Англичане едут по России. Путевые записки британских путешественников XIX века - [51]
Утренний снежок сменился поземкой, и, хотя зима еще не наступила, было холодно. Вечерами дорога покрывалась снегом, становясь все хуже и хуже, а так как, как нам сказали, между Тамбовом и Рязанью она вообще станет жуткой, мы решили поторопиться. С конца осени и до установления снежного покрова путешествие превращается в настоящую пытку. Прекрасное шоссе существует только между Рязанью и Москвой и далее идет до Варшавы.
Несмотря на плохие дороги, лошадей нам давали хороших, а почтовые станции, в основном построенные недавно, были превосходны.

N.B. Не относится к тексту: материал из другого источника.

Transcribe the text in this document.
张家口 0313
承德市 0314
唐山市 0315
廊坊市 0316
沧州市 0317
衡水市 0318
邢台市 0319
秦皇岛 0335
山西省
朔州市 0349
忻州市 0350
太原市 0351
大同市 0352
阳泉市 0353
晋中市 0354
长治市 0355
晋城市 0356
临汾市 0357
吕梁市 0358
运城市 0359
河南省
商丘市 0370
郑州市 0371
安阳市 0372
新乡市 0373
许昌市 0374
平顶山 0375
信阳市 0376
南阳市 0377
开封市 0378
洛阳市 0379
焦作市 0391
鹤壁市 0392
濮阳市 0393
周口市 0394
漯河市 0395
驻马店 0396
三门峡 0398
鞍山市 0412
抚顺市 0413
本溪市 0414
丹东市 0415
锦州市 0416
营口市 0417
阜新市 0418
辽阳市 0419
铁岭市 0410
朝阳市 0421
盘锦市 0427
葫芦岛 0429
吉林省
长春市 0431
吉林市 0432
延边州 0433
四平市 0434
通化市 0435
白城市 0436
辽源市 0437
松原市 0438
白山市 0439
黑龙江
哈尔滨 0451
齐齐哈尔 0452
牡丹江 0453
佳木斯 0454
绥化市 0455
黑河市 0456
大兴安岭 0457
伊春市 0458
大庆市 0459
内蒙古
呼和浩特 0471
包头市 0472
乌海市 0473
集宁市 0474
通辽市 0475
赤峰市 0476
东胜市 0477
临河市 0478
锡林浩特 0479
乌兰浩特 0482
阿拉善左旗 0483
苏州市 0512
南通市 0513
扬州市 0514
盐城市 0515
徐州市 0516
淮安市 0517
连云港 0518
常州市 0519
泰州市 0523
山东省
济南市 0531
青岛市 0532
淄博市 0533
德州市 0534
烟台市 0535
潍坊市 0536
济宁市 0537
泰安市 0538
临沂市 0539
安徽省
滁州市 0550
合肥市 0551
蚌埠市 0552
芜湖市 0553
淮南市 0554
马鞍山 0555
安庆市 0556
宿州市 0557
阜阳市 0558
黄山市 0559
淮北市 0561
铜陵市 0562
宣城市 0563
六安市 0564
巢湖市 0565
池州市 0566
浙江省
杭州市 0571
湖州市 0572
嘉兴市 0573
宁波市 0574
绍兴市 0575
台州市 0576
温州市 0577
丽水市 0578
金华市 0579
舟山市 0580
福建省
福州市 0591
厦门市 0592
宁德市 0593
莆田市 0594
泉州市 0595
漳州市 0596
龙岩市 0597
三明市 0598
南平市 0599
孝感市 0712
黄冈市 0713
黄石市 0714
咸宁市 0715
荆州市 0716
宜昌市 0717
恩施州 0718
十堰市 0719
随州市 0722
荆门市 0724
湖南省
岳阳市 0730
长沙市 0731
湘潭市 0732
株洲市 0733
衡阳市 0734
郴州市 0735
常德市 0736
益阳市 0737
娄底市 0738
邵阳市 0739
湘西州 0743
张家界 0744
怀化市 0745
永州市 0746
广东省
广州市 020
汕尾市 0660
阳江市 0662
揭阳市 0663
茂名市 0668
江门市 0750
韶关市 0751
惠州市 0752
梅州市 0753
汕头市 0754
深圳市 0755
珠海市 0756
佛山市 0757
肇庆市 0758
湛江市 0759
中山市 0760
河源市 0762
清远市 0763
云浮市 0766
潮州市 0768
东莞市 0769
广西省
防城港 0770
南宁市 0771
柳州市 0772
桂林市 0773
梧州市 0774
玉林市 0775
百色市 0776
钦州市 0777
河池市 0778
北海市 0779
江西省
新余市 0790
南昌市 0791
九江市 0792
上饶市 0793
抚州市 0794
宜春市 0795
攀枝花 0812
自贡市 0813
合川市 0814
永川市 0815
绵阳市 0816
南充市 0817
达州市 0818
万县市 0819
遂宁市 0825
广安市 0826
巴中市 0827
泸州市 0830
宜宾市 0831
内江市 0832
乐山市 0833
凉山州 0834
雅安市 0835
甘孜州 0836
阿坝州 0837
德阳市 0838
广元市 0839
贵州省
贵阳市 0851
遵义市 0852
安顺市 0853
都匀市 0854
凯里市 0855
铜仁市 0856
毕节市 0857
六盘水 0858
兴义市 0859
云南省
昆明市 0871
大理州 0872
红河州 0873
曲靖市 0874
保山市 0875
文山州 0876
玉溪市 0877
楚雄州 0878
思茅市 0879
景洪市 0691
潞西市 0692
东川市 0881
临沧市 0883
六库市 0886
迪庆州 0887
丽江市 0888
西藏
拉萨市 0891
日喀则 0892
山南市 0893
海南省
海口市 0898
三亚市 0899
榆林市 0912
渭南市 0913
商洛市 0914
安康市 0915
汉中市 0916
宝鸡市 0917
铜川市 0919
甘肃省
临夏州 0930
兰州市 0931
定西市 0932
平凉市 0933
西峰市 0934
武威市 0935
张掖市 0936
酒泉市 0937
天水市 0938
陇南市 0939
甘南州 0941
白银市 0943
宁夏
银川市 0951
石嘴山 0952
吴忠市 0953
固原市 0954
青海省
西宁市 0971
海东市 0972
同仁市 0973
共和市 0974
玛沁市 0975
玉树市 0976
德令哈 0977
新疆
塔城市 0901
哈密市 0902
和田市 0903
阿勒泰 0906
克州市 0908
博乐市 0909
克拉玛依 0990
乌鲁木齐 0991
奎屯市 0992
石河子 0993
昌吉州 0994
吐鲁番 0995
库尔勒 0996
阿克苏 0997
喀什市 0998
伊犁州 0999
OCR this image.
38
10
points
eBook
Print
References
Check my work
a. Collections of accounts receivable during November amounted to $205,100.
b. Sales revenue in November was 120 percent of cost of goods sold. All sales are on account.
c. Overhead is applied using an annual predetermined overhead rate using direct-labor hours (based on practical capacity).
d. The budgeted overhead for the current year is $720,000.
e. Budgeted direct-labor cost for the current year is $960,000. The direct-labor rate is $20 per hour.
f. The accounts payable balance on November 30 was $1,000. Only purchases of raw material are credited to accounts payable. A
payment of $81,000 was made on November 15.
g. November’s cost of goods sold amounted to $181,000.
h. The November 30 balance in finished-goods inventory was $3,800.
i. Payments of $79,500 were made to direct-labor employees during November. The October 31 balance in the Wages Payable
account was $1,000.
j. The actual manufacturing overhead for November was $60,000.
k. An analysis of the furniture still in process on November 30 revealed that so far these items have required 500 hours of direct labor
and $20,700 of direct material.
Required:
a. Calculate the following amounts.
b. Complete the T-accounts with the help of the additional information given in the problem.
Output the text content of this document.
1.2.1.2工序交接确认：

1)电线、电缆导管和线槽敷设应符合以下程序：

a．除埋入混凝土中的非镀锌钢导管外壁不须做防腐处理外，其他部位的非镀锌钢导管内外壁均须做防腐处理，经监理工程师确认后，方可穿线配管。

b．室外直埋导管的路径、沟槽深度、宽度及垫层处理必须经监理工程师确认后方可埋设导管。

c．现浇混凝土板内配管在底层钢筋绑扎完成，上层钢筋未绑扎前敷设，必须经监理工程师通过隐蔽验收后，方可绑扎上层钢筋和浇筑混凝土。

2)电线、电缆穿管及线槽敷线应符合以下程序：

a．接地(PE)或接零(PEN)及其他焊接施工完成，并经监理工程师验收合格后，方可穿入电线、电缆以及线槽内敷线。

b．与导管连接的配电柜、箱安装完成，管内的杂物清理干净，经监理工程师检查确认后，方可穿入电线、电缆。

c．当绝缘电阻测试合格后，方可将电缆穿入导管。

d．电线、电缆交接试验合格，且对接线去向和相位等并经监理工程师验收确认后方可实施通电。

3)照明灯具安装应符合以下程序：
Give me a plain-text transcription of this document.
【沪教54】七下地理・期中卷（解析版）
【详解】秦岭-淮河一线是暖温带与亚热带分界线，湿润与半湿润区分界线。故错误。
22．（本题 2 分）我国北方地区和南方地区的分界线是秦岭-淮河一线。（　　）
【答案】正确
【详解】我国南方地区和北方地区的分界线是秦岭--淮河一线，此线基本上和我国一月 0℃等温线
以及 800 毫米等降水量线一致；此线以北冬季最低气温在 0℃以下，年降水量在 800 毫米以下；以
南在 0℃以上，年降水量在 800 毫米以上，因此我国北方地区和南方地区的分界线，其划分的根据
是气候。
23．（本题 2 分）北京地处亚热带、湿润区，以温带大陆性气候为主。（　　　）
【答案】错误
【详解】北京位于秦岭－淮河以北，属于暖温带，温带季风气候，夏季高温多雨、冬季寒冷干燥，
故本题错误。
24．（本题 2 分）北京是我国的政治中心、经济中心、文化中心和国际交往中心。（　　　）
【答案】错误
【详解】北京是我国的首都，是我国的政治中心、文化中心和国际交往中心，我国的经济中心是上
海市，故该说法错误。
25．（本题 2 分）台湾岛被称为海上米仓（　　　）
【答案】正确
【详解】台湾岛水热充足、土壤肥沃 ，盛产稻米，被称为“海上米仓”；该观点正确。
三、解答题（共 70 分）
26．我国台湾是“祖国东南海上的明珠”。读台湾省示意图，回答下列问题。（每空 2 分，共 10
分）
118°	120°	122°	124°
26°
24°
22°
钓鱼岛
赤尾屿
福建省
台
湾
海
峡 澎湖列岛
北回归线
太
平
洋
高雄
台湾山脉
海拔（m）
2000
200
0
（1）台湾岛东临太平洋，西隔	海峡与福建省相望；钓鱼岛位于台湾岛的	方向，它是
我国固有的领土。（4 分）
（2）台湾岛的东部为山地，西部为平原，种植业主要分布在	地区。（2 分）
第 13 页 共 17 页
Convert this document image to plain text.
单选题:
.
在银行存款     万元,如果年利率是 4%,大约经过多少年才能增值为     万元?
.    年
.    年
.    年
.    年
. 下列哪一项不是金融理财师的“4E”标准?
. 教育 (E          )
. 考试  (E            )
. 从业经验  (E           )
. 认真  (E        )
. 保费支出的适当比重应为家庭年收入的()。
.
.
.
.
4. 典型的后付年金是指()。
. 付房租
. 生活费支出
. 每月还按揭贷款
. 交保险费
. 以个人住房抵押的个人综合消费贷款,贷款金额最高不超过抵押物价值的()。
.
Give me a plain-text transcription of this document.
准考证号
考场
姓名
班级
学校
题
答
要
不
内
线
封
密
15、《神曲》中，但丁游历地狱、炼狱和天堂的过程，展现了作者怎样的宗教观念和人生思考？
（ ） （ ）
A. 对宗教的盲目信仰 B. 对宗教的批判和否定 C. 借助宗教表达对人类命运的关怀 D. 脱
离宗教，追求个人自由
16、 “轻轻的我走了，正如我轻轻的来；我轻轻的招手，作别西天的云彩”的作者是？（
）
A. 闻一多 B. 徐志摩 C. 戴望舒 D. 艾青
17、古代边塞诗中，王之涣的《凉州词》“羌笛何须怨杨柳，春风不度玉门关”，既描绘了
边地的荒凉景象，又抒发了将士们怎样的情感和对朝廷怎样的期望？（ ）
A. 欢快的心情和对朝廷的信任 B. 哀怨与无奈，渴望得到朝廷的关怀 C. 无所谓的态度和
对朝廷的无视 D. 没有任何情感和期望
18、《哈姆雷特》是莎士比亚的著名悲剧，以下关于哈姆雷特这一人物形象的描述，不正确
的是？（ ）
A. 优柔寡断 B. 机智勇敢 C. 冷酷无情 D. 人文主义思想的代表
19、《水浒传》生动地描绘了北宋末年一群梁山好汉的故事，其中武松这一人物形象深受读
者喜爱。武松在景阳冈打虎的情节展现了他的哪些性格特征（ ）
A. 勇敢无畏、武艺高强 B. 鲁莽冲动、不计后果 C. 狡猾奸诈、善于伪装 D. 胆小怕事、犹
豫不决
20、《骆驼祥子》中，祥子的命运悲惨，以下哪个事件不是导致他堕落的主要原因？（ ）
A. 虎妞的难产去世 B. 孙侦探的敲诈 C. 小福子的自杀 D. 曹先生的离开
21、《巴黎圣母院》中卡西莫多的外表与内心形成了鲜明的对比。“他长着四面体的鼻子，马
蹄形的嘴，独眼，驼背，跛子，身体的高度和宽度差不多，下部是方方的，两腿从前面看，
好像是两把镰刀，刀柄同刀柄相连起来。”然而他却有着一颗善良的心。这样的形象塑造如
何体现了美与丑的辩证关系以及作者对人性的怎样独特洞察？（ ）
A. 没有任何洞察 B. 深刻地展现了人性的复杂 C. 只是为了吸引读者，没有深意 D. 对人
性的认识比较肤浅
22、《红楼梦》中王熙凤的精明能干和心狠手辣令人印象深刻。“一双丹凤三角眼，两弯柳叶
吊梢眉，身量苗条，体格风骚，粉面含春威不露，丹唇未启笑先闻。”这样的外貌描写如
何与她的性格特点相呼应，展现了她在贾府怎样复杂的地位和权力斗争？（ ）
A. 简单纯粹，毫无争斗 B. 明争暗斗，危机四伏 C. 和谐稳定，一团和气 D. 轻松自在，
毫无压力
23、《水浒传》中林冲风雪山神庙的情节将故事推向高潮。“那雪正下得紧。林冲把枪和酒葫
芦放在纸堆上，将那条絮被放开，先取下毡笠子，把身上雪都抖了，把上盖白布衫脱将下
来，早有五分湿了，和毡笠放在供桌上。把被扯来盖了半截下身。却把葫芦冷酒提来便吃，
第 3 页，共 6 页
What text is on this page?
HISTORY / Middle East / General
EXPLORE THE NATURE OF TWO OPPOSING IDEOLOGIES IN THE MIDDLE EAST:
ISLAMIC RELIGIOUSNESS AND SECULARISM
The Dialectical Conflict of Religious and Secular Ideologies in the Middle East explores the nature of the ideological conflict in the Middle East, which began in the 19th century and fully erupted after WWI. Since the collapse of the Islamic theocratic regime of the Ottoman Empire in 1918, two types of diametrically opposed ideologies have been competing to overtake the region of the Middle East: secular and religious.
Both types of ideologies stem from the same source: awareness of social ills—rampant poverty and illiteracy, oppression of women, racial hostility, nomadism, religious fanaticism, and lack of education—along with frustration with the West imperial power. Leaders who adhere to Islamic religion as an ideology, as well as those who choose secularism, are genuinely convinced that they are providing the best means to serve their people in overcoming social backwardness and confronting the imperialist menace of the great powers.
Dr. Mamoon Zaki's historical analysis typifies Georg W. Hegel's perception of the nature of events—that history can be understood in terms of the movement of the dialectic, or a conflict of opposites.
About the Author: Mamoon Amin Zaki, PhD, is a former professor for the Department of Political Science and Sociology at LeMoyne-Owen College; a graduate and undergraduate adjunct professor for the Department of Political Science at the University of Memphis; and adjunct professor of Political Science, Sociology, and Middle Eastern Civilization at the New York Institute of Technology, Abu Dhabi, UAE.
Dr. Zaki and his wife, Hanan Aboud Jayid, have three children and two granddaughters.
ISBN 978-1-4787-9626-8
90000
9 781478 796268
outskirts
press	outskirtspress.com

Ясным морозным утром примерно в шесть часов 24 октября мы прибыли в Тамбов, чья почтовая станция, находившаяся на базарной площади, на удивление оказалась невообразимо грязной[494]. Выкрашенные в яркие цвета деревянные дома главной улицы города[495] имеют довольно необычную форму и напоминают чайные павильоны. Третья часть Тамбовской губернии покрыта черноземом, и в лучшие годы она производит зерна больше необходимого ей. Население Тамбова составляет с десяток тысяч человек[496].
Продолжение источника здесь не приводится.